The newspaper reports that of the £370m held as junior debt, some £30m is held by the public. The shares pay annual interest of between 5.55 per cent and 13 per cent. The rescue plans would involve cuts to the interest currently being paid and are expected to cost investors about £3m a year.
The Co-op is said to be looking at a rescue plan similar to that of West Bromwich Building Society in 2009, under which the 6.15 per cent interest on £75m of Pibs was cancelled and £182m of junior debt was converted into a new instrument called profit participating deferred shares to boost the mutual’s capital.
The West Brom debt-to-equity conversion, which was developed by the FSA and the Treasury, was the first of its kind and gave building societies an alternative way of boosting their capital that previously was not open to them.

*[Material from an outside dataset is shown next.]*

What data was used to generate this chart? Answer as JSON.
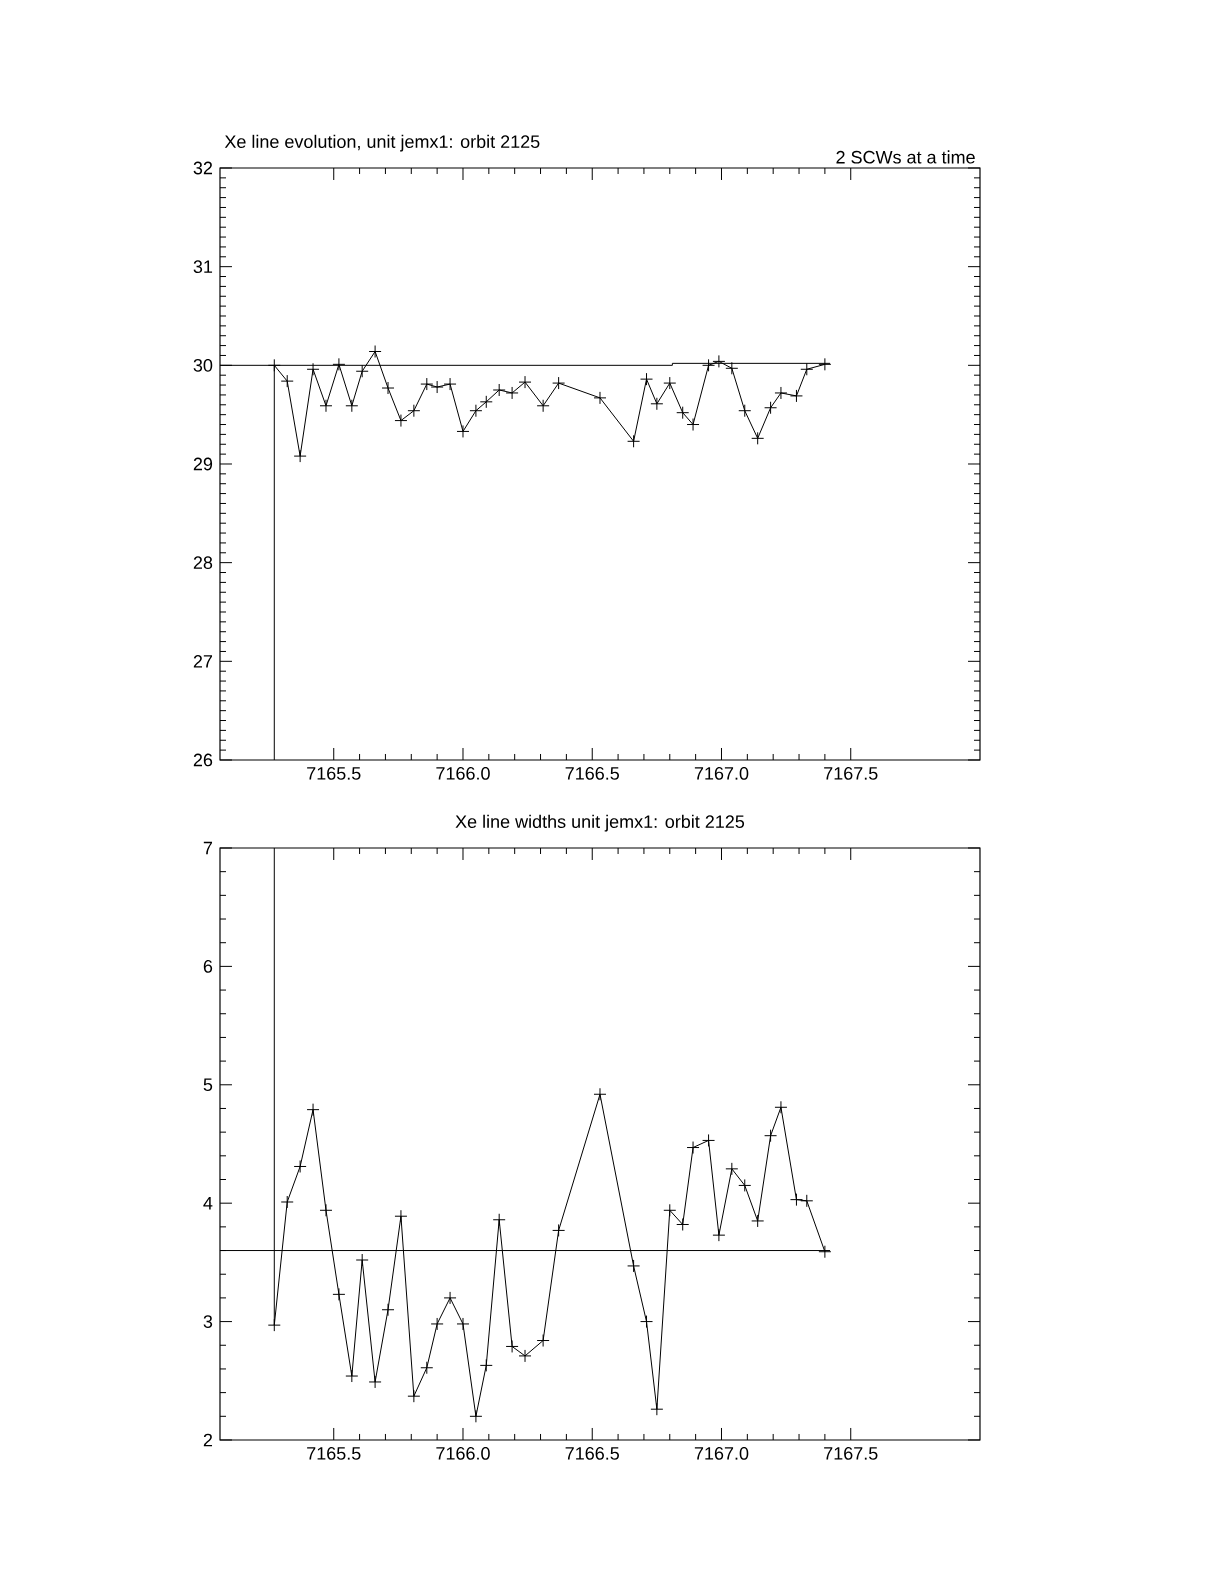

Co-op has been working to strengthen its banking subsidiary’s capital after Moody’s drastically cut the Co-op’s credit rating last month. The news prompted the resignation of Co-op Bank chief executive Barry Tootell, who has been replaced by Euan Sutherland. The Co-op Bank also stopped lending to new business customers last month.
Analysts estimate Co-op’s capital shortfall to be between £1bn and £1.8bn. The Financial Times reports financial advisers have recommended that local councils start to move their money away from the Co-op over concerns about its financial health. Over 100 councils have nearly half a billion pounds on deposit at the Co-op Bank.
Co-op withdrew from a deal to buy around 630 UK branches of Lloyds Banking Group in April.